One thing I tried when I couldn’t sleep was listening to Harry Potter on audible. On this listen, I was most interested in Voldemort. “He did great things,” says the wandmaker Ollivander. “Terrible, yes, but great.”
Voldemort. Bad dude, but kind of funny. Always getting mad at his henchmen. Real flare for the dramatic.
Kramnik stopped being funny a long time ago. When someone goes bad in real life, it’s not funny.
There’s something about the fearful symmetry – one man spewing hate, another man, kinder and gentler, receiving it halfway across the world, both unable to log off – that I cannot yet put into words.
When I started writing this, I thought, of course, that Kramnik was the dog and Danya the poet. But now I can see it was both of them. It had to be both of them all along.

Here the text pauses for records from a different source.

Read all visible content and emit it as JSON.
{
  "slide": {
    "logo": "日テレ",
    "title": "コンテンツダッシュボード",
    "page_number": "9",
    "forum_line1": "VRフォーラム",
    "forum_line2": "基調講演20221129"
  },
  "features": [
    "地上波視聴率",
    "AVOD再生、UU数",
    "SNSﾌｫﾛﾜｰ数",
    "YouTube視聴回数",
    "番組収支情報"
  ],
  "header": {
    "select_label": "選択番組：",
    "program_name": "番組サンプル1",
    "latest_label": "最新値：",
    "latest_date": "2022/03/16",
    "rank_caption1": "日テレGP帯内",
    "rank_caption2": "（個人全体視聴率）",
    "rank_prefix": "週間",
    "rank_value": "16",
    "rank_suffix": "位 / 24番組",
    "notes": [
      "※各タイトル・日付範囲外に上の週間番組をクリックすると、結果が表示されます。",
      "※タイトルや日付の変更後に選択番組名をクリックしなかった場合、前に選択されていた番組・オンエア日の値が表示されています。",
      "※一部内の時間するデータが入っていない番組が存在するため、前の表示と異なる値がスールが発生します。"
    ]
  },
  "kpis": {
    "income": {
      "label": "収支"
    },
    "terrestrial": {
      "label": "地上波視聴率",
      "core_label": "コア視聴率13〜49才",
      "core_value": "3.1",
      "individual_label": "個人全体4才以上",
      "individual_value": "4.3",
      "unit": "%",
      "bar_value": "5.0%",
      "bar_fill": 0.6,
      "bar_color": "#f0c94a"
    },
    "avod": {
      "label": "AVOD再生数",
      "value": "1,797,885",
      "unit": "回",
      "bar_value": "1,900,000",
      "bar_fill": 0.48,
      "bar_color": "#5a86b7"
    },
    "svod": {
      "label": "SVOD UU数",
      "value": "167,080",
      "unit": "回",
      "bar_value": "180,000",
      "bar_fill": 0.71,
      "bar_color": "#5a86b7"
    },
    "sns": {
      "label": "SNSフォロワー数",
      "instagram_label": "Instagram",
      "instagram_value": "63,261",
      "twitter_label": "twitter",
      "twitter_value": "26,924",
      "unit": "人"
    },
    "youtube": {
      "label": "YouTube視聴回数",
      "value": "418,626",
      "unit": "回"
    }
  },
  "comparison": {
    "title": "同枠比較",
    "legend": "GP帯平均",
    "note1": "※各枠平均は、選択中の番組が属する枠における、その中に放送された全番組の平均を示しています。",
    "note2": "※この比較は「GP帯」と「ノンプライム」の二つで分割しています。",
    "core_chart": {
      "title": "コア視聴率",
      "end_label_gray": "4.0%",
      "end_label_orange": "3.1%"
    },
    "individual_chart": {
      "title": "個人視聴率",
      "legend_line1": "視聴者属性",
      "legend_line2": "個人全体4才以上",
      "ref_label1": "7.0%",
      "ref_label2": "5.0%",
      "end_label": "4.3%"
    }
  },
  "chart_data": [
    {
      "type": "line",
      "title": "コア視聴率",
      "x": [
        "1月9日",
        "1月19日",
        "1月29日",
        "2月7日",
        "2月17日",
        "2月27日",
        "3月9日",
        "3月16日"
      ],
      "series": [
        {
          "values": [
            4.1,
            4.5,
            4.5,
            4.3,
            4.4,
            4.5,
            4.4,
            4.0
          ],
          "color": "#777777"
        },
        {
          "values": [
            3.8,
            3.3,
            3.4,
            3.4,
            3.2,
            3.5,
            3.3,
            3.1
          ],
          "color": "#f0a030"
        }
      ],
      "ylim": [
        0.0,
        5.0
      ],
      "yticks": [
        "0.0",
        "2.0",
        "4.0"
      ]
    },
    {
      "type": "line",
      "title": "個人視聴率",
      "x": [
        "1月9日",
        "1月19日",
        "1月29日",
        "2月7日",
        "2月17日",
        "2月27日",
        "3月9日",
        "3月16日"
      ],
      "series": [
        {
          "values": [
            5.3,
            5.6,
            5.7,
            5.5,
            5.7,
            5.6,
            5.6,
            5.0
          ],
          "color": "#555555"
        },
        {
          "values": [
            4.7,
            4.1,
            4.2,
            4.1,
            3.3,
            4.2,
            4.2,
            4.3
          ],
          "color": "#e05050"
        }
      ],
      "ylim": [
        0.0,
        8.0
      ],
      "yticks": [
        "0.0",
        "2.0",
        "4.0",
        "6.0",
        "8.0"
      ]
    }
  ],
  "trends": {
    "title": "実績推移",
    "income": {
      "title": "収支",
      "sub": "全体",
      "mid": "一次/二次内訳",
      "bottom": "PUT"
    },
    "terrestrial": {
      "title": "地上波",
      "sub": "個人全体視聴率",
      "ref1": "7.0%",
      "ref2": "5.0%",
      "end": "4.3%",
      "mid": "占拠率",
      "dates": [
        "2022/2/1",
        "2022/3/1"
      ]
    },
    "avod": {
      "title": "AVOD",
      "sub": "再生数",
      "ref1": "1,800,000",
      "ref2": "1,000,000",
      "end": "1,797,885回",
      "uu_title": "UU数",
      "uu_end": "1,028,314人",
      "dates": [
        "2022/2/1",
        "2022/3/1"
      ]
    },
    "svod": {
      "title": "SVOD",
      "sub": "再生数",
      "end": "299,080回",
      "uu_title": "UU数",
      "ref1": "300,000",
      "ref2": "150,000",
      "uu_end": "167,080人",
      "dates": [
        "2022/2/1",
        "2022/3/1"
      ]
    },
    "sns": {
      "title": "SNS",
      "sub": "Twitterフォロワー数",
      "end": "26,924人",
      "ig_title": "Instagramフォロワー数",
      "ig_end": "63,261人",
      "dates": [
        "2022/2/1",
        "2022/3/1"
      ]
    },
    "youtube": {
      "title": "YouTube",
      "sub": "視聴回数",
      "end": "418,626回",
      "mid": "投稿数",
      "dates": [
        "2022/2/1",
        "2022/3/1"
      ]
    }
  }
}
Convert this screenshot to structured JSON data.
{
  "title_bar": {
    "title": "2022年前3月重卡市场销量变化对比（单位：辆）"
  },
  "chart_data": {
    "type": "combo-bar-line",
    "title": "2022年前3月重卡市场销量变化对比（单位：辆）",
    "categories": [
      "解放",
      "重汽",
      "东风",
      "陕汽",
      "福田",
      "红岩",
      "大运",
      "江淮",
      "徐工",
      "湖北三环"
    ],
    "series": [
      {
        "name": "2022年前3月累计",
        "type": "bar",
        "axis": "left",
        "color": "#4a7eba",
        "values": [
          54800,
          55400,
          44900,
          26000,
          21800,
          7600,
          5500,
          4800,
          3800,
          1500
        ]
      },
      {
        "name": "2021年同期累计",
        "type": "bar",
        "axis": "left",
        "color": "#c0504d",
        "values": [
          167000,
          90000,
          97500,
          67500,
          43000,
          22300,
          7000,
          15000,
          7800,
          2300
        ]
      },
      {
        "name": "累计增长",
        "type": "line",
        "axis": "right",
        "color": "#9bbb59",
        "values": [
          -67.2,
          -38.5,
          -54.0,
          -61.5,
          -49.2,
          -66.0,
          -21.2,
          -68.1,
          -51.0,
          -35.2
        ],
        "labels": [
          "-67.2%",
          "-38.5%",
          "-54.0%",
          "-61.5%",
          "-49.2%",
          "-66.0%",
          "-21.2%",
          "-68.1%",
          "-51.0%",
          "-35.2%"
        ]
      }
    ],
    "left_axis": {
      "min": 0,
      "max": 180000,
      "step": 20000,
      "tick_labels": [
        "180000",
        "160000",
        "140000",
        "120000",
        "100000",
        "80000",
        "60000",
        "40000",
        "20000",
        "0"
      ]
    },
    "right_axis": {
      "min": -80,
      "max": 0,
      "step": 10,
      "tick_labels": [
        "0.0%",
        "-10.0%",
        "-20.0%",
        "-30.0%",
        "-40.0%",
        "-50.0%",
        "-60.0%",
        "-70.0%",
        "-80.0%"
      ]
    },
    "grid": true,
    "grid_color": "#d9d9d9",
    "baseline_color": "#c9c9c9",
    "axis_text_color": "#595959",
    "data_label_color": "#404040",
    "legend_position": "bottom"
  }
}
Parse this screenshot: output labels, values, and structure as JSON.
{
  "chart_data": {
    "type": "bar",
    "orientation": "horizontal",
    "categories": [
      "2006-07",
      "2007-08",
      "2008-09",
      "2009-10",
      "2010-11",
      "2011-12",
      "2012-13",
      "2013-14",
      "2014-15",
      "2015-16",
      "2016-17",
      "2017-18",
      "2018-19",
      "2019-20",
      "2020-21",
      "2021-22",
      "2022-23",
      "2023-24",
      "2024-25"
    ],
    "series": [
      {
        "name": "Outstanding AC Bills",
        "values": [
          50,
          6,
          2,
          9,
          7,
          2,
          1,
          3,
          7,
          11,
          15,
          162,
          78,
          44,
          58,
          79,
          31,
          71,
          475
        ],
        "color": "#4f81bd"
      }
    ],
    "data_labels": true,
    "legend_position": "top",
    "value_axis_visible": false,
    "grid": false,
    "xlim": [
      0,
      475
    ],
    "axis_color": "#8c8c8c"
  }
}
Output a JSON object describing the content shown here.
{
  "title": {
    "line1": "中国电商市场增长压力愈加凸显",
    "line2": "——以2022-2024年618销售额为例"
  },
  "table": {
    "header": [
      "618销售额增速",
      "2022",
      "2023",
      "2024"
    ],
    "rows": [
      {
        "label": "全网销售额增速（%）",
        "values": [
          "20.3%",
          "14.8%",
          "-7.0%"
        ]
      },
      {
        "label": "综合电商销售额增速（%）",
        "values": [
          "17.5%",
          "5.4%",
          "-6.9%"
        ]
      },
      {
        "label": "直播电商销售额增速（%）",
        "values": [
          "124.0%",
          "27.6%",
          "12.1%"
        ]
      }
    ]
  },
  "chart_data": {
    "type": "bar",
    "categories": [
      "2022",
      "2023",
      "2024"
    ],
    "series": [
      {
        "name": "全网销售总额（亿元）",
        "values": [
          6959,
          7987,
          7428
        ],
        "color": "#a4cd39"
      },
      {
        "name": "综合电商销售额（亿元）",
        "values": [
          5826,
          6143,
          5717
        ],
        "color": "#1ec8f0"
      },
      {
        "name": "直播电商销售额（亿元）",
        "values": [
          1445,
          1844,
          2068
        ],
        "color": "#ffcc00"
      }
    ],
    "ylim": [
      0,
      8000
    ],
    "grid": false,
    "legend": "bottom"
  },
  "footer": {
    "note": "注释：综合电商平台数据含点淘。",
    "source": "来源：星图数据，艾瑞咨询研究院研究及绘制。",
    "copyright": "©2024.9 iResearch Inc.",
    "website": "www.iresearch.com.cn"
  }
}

I don’t know what happened to Danya. Like I said, I never met him. But sometimes it never heals.



Thanks, Nate. Really well written. I know it’s hard to take stock so soon after a tragedy like this, but I think you did so with real grace and more grace than I would feel capable of at the moment. I can’t help but think that, whatever the cause of death, natural or otherwise, Kramnik should be held responsible for his campaign against Danya and others. I know it won’t happen - it’s real life, not a story - but that doesn’t stop me from wanting it.
This piece is really something special, thank you for writing it.